Justo antes de subir al cielo, dijo Jesús a sus discípulos: «Así está escrito: el Mesías padecerá, resucitará de entre los muertos al tercer día y en su nombre se proclamará la conversión para el perdón de los pecados a todos los pueblos, comenzando por Jerusalén. Vosotros sois testigos de esto…».

La Ascensión del Señor, Francisco Bayeu y Subías, 1769 (Museo del Prado)

I. Testigos de Jesucristo

No figuraba entre los planes de Jesucristo quedarse para siempre como hombre sobre la tierra. En efecto, Jesús ascendió con su Humanidad santísima hacia el Padre. En cambio, sí que estaba entre los planes del Señor quedarse de forma sacramental en la Eucaristía. Y también contaba con algo más: que sus discípulos darían testimonio de su Pasión, Muerte y Resurrección. «Seréis mis testigos en Jerusalén, en toda Judea y Samaría y hasta el confín de la tierra» (Hechos 1, 8).

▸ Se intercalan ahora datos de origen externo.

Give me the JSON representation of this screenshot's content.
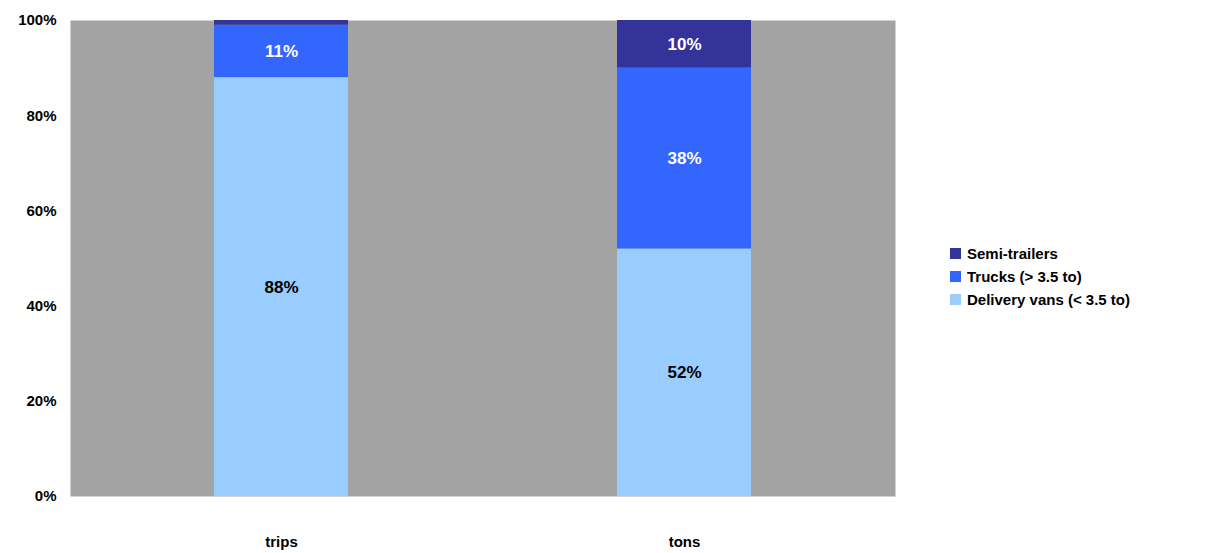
{
  "chart_data": {
    "type": "bar",
    "stacked": true,
    "data_labels": true,
    "categories": [
      "trips",
      "tons"
    ],
    "series": [
      {
        "name": "Delivery vans (< 3.5 to)",
        "color": "#99ccff",
        "values": [
          88,
          52
        ],
        "value_labels": [
          "88%",
          "52%"
        ]
      },
      {
        "name": "Trucks (> 3.5 to)",
        "color": "#3366ff",
        "values": [
          11,
          38
        ],
        "value_labels": [
          "11%",
          "38%"
        ]
      },
      {
        "name": "Semi-trailers",
        "color": "#333399",
        "values": [
          1,
          10
        ],
        "value_labels": [
          null,
          "10%"
        ]
      }
    ],
    "ylim": [
      0,
      100
    ],
    "yticks": [
      {
        "value": 0,
        "label": "0%"
      },
      {
        "value": 20,
        "label": "20%"
      },
      {
        "value": 40,
        "label": "40%"
      },
      {
        "value": 60,
        "label": "60%"
      },
      {
        "value": 80,
        "label": "80%"
      },
      {
        "value": 100,
        "label": "100%"
      }
    ],
    "grid": false,
    "legend": "right"
  }
}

Los discípulos son, ante todo, testigos del Señor. La vida del cristiano no gira en torno a él mismo: el centro es Jesucristo. «Contar el propio testimonio» no es hablar de cómo vive uno la fe; «contar el propio testimonio» es compartir la experiencia de lo que Jesucristo ha hecho por uno mismo y por todos.

II. Jesucristo, el Espíritu Santo y los Sacramentos

Jesús obra en nosotros por medio del Espíritu Santo. «Mirad, yo voy a enviar sobre vosotros la promesa de mi Padre; vosotros, por vuestra parte, quedaos en la ciudad hasta que os revistáis de la fuerza que viene de lo alto». Sin el Espíritu Santo no se puede ser testigo de Jesucristo.

Nuestra vida cristiana comenzó el día de nuestro Bautismo. Ese día recibimos la unción del Espíritu Santo. «Aguardad que se cumpla la promesa del Padre, de la que me habéis oído hablar, porque Juan bautizó con agua, pero vosotros seréis bautizados con Espíritu Santo» (Hechos 1, 4-5). Además, el día de nuestra Confirmación se fortaleció la presencia del Espíritu en nosotros: «Recibiréis la fuerza del Espíritu Santo que va a venir sobre vosotros» (Hechos 1, 8). Los sacramentos de la Iglesia son el cauce por medio del cual Jesús nos infunde el Espíritu Santo.

III. La vida verdadera

«Y los sacó hasta cerca de Betania y, levantando sus manos, los bendijo. Y mientras los bendecía, se separó de ellos, y fue llevado hacia el cielo. Ellos se postraron ante él y se volvieron a Jerusalén con gran alegría; y estaban siempre en el templo bendiciendo a Dios». «Pueblos todos, batid palmas, aclamad a Dios con gritos de júbilo; Dios asciende entre aclamaciones; el Señor, al son de trompetas: tocad para Dios, tocad; tocad para nuestro Rey, tocad. Porque Dios es el rey del mundo: tocad con maestría. Dios reina sobre las naciones, Dios se sienta en su trono sagrado» (Salmo 46, 2.6-9).

Los discípulos son testigos de que Jesús ascendió a los cielos; son testigos, por eso mismo, de la vida verdadera, de la vida eterna. «El Dios de nuestro Señor Jesucristo, el Padre de la gloria, os dé espíritu de sabiduría y revelación para conocerlo, e ilumine los ojos de vuestro corazón para que comprendáis cuál es la esperanza a la que os llama, cuál la riqueza de gloria que da en herencia a los santos, y cuál la extraordinaria grandeza de su poder en favor de nosotros, los creyentes» (Efesios 1, 17-19).

LECTURAS DE La Ascensión del Señor

Leer

Primera lecturaHechos de los Apóstoles 1, 1-11
SalmoSalmo 47 (66)
Segunda lecturaEfesios 1, 17-23
EvangelioLucas 24, 46-53

PREGUNTAS PARA MEDITAR Y ORAR

1. ¿Gira mi vida alrededor de Jesucristo? ¿En qué estoy pensando normalmente?

2. ¿Doy a los sacramentos la importancia que tienen?

3. ¿Cómo están mis deseos de ir al Cielo?